Unable to sever ties with broader financial movements, U.S. crude oil futures failed to rally on the New York Mercantile Exchange Friday as a firmer greenback put pressure on the dollar-denominated energy commodity.
Ultimately, the price of light, sweet crude oil tumbled nearly a $1 less than yesterday's final price tag on the NYMEX, landing at the bottom of its current trading range at $75.47 a barrel. Heading in the opposite direction of its energy counterpart, natural gas spot prices at the Henry Hub rose to $4.586 per thousand cubic feet.
"Crude oil closed lower -- no real surprise there," commented Darin Newsom, senior analyst with DTN, a market information service in Omaha, Nebraska.
He continued, "We had the unemployment numbers out first thing this morning -- unemployment dropped to 10% -- and the initial reaction of the crude oil market was to rally on the idea that because the economy is showing signs of improvement, people are going to be driving more. But then, reality set in."
The underlying reality of the crude oil market is, of course, that fundamentals are "still bearish and growing even more bearish as shown by the action in the spreads today," according to Newsom.
Underscored by recent EIA data reports, domestic gasoline stocks rose last week and a fourth injection into the U.S.'s burgeoning natural gas supplies indicates that near term energy prices are instead reflecting accelerated commercial buying as a hedge against inflation.
Will Dollar's Rise Push Crude Under Current Range?
Punctuating crude's downward movement today, the dollar gained against a basket of major currencies led by encouraging jobs data out of the U.S., which nipped an earlier rally in the bud. Whether the rise in the U.S. currency's index will sustain itself next week remains to be seen.

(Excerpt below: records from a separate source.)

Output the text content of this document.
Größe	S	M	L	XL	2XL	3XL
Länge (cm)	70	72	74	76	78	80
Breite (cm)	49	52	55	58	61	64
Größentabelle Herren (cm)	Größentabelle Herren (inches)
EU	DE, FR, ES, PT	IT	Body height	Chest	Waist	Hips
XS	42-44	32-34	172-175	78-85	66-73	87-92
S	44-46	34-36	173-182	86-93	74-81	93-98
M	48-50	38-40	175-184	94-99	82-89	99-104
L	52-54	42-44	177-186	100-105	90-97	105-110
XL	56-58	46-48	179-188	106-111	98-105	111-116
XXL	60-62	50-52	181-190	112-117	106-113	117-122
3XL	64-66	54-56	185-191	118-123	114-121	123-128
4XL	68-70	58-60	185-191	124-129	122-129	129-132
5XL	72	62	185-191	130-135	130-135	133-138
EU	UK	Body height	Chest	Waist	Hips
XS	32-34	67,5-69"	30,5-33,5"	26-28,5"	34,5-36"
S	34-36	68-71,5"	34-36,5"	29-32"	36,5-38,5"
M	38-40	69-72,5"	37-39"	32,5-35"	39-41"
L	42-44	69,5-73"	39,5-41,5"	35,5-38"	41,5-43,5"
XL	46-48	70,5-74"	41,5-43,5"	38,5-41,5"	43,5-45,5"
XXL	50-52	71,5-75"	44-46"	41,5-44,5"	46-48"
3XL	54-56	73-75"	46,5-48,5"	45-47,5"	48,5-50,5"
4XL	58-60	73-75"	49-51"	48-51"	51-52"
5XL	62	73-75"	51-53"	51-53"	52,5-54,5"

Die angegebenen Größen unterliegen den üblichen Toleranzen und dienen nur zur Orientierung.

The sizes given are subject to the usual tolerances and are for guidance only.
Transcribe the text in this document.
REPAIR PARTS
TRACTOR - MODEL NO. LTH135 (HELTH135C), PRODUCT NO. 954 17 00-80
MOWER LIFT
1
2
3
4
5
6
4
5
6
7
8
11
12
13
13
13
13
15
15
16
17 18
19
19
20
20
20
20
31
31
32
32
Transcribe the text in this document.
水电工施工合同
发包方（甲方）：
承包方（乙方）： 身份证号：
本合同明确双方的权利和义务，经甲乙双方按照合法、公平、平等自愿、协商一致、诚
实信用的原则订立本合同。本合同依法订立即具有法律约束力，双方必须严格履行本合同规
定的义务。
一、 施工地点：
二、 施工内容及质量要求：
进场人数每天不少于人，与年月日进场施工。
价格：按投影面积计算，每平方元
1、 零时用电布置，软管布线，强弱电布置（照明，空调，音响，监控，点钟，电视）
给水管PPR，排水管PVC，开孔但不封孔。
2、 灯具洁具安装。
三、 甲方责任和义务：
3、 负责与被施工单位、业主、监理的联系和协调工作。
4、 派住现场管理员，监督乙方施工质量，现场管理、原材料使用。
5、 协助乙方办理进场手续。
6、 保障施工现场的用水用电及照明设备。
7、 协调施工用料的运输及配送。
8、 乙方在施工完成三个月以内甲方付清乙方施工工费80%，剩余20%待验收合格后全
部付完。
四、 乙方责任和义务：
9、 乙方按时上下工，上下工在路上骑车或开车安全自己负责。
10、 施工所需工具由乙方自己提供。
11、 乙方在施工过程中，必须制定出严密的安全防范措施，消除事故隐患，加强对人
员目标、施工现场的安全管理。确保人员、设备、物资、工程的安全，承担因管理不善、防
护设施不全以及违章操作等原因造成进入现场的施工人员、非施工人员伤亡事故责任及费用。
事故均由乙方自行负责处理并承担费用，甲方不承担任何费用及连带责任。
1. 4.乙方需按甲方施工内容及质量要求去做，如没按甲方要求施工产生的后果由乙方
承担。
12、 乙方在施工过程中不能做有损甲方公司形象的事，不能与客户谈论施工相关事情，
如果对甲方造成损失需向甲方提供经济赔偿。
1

"With the strength of the dollar we saw energy markets come down. Fundamentally, crude oil remains overpriced. We've got the contango going out at around $1.80 and continuing to widen, which reflects a more bearish supply-and-demand sitution. Therefore, if the speculative side of the market reacts on the idea that inflation isn't going to come, the dollar's going to rally and interests rates are going to go up, they start backing out of commodities and looking for other investment opportunities," Newsom explained.
"Then the market has nothing to come back to with fundamentals as they currently stand, which could lead to a sizeable sell off if this chain of events occurs."